The Journal Gazette
Tuesday, September 29, 2020 1:00 am

FWCS gets no public comments

$309.5 million budget plan a 1% increase on last year's

ASHLEY SLOBODA | The Journal Gazette

The public kept silent Monday on Fort Wayne Community Schools' proposed $309.5 million spending plan that could result in a 2% property tax rate increase.

Nobody in the socially distanced, downtown audience offered feedback during the school board's public hearing, nor did anyone submit comments or questions virtually during the meeting's livestream.

Presented Sept. 14, the proposed 2021 budget is 1% more than the current $305 million budget. The board is expected to approve the plan Oct. 12.

Monday's hearing was nestled among a string of unanimous votes for items including a property purchase near a southeast elementary school and upgrades to the temperature controls system at South Side High School.

Board member Steve Corona confirmed with Darren Hess, facilities director, that the South Side improvements marked a milestone: The $557,156 contract with Automated Logic is the first contract funded by the spring's successful Repair FWCS referendum.

Voters overwhelmingly supported the $130 million building improvement program.

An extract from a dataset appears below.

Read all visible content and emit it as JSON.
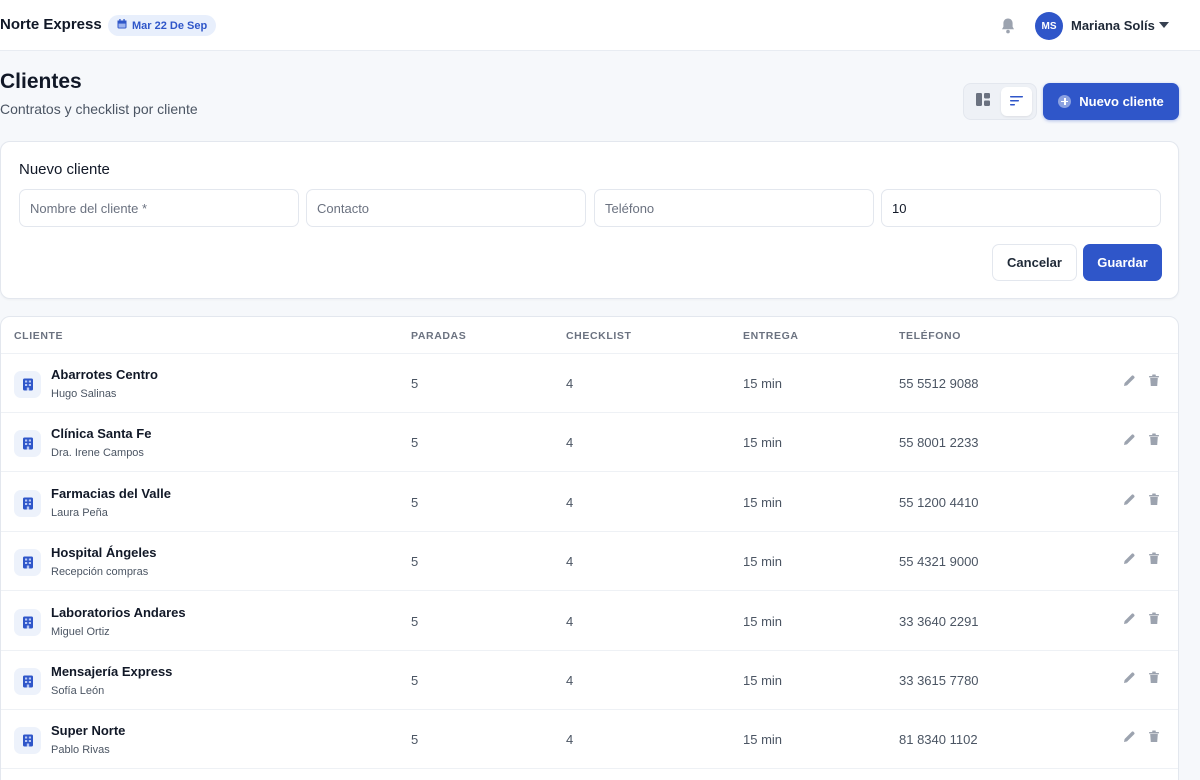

It will lead to major renovations to Wayne High School and Blackhawk and Miami middle schools as well as additions to Levan Scott Academy and Franke Park Elementary School. About 30 other FWCS buildings also will benefit from various investments.

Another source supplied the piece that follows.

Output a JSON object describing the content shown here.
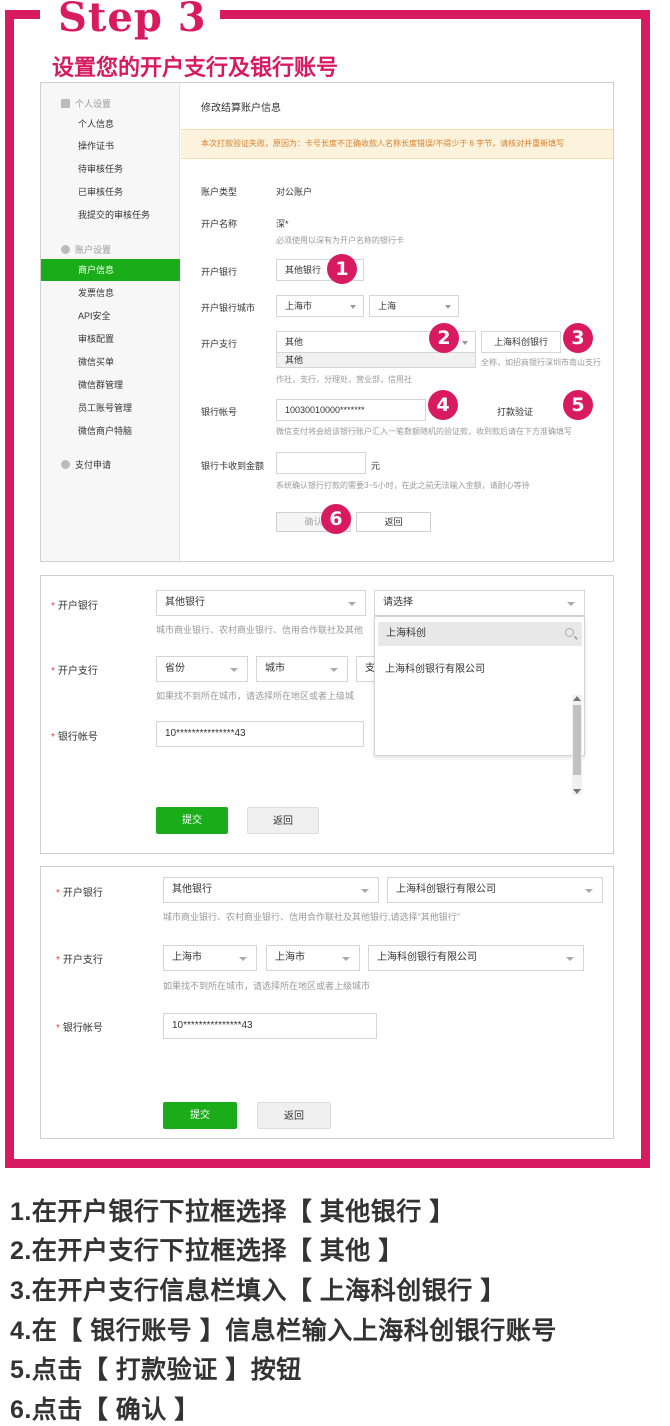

Meanwhile, a 2016 referendum continues to support projects including Monday's approval of spending $103,000 to buy 5212 and 5214 Gaywood Drive near Levan Scott Academy.

Each lot has a house that will be demolished, Hess said. The purchase will give FWCS the flexibility of eventually creating a parent pickup lane and additional parking at the school.

In other business, Superintendent Mark Daniel said he is pleased 98% of teacher positions are filled and the district is making progress on adding bus drivers. Three drivers have joined FWCS, and two more are in the pipeline.

Charles Cammack Jr., the chief operations officer, said more bus drivers are needed: “Only 55 to go.”